Clinical Trial Readiness Grants Aim to Set the Stage for Rare Disease Clinical Trials
March 17, 2020
An estimated 25–30 million Americans are living with a rare disease. Many have difficulty getting an accurate diagnosis and effective treatment. To close this gap in care, NCATS collaborated with the Eunice Kennedy Shriver National Institute of Child Health and Human Development (NICHD) to create the Clinical Trial Readiness (CTR) for Rare Diseases, Disorders, and Syndromes grants program. Modeled after a grant program at the National Institute of Neurological Disorders and Stroke, these grants support projects focused on collecting the data needed to move promising rare disease therapies and diagnostics to clinical trial. To date, the program has awarded seven two-year grants through two separate funding opportunities.
CTR Program Goals
Scientists often do not have enough information about a rare disease’s symptoms, progression and biology to design a clinical trial. They also can lack the necessary biomarkers and other metrics that can help them determine disease status and eventually, whether an investigational therapy is working. The CTR program is specifically designed for candidate therapies and diagnostics for rare diseases with preliminary data supporting their effectiveness, but that are not quite ready for clinical trial testing. Its goal is to improve the chances that these candidate therapies or diagnostics will succeed in clinical trials.

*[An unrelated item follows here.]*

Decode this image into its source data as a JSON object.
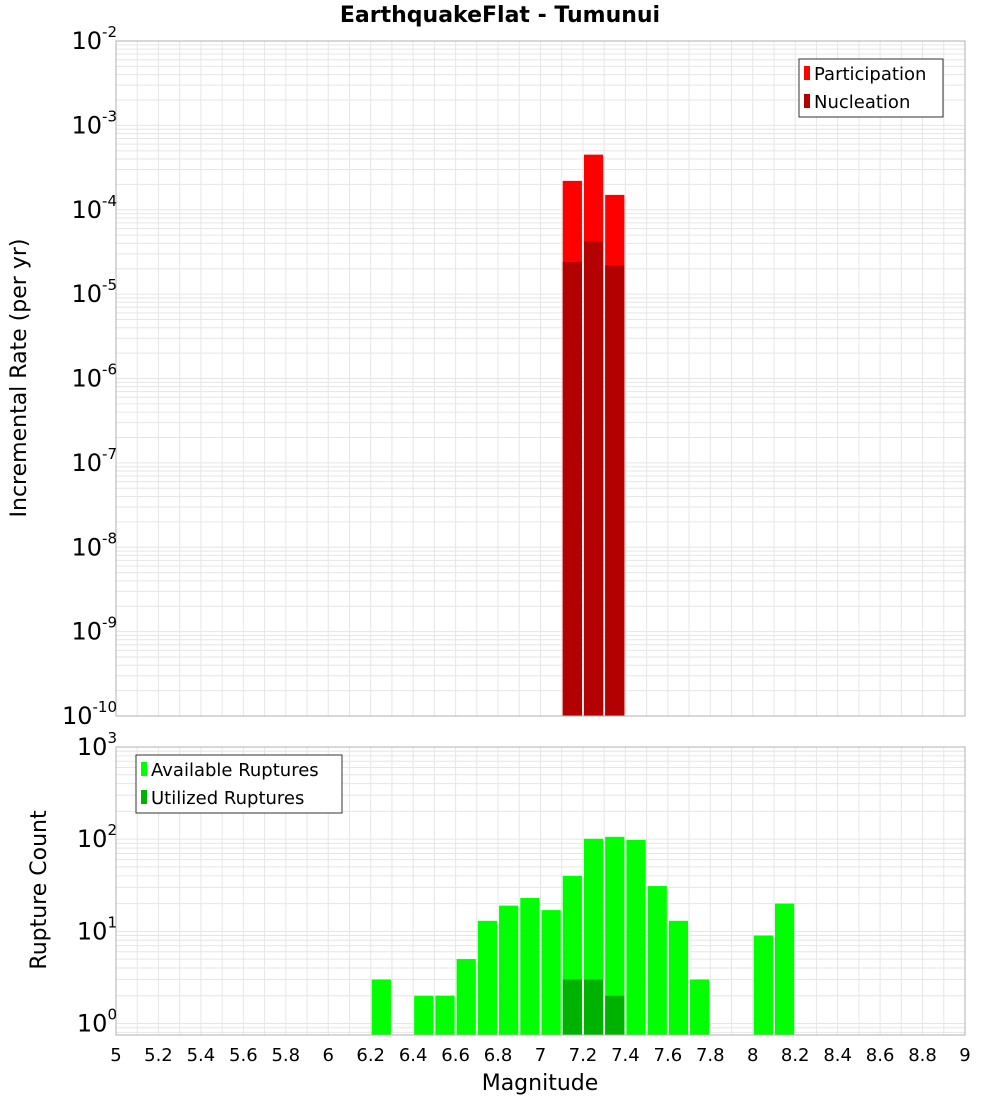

Many CTR grantees are part of the Rare Diseases Clinical Research Network (RDCRN), an NIH program managed by NCATS that is designed to advance research on rare diseases’ development and progression, support clinical studies and facilitate collaboration among institutions. CTR grantees are not required to be part of the network.
First Round of Grants
In its first round of funding in 2019, the CTR program provided more than $1.5 million for seven projects in their first year focusing on a range of rare disease areas, including metabolic, neurologic, developmental, immunologic and renal conditions. Massachusetts General Hospital, for example, received a CTR grant to develop early biomarkers of prion disease, a fatal and untreatable neurodegenerative disease. Understanding early biomarkers of prion disease will help scientists to test new therapies in early disease stages, when therapy is likely to be most effective. The Medical University of South Carolina received a CTR grant to develop a tool for detecting a renal condition that causes kidney transplants to fail in patients. The project’s results could allow other researchers to the develop tools for diagnosing additional rare kidney diseases.
Other recipients of the first round of CTR funding include the University of Minnesota, Children’s Research Institute, Children’s Hospital of Philadelphia and the University of Iowa.
NCATS and NICHD expect to award additional CTR grants in 2020 and 2021 through the NIH Small Grant (R03) and Exploratory/Development Research Grant (R21) programs, with applications due in June and October of each year.